A 2005 analysis (12) from the Nurses Health Study found that both the highest intakes of ALA and LA were associated with an increase in lens opacity, which can lead to cataracts. For ALA, the risk ratio was 2.2 (1.2, 4.5) for about 1.26 g compared to .86 g per day. A 2007 analysis (13) of the same group found that the highest category of ALA intake (about 1.26 g per day) was linked to a 16% increase in eye lens nuclear density compared to the lowest category (about .84 g per day) over five years. As of 2018, no follow-up studies appear to have been conducted on ALA and cataracts.

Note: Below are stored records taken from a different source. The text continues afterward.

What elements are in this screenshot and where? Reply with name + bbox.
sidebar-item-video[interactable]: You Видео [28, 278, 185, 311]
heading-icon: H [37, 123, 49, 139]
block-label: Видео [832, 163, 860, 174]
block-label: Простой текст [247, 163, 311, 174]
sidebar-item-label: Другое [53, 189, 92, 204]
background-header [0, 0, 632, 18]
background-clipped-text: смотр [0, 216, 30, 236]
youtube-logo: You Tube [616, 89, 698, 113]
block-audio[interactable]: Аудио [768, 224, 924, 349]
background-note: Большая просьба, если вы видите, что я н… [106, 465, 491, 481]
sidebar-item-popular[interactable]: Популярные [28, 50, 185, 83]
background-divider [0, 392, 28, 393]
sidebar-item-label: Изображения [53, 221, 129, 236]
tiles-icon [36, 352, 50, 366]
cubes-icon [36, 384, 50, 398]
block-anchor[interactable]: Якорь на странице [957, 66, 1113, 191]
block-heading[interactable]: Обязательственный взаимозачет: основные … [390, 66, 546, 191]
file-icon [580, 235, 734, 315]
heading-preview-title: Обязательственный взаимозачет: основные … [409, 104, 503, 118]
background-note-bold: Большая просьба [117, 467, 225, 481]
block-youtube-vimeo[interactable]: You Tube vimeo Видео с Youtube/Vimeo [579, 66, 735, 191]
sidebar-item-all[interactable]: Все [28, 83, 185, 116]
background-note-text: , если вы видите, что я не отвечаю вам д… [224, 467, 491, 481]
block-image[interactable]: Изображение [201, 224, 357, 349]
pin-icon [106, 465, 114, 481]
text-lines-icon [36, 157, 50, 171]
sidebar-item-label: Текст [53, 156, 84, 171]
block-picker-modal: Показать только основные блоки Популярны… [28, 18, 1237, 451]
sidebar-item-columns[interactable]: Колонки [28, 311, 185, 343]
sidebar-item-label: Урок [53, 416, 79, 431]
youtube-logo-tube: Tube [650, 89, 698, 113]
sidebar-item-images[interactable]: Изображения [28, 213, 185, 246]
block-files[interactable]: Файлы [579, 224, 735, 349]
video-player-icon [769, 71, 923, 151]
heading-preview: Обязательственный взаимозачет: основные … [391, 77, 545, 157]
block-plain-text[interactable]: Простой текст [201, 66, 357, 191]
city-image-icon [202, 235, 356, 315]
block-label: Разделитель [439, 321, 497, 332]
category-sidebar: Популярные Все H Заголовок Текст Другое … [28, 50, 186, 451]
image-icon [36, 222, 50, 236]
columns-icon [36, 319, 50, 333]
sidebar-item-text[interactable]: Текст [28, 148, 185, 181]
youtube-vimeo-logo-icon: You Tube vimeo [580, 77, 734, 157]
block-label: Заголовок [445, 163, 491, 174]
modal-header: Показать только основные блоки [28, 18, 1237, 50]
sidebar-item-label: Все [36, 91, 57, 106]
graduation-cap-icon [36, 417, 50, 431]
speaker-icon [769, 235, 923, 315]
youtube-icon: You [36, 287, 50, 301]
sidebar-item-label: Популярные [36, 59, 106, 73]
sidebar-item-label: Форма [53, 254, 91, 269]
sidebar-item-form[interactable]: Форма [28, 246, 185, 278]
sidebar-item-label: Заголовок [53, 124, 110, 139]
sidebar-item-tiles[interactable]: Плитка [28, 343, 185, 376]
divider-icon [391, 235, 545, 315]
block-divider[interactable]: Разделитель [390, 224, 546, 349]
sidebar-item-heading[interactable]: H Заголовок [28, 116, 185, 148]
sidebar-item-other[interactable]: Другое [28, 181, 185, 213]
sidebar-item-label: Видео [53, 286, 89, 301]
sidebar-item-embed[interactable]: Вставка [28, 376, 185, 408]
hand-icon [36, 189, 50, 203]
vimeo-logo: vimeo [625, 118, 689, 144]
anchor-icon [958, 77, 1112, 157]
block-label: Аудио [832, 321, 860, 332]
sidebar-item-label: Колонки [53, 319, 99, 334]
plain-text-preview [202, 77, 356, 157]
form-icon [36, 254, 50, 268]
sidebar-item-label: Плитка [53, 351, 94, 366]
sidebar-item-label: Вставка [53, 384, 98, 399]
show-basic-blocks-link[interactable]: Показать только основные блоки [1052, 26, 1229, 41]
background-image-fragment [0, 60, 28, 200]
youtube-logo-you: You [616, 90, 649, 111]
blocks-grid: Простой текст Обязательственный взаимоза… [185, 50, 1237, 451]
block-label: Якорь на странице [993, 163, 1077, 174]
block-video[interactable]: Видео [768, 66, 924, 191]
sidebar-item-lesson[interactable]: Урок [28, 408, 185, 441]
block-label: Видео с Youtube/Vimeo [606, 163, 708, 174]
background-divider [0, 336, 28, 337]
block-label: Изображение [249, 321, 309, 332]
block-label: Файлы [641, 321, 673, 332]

Without more definitive research we don’t believe concerns about eyesight is any reason to avoid plant-based ALA due to the small differences in ALA intake in these studies, the fact that much ALA in meat-based diets comes from animal products, that trans ALA is no longer added to the food supply, and the large number and inconsistencies of associations between different fatty acids and various conditions.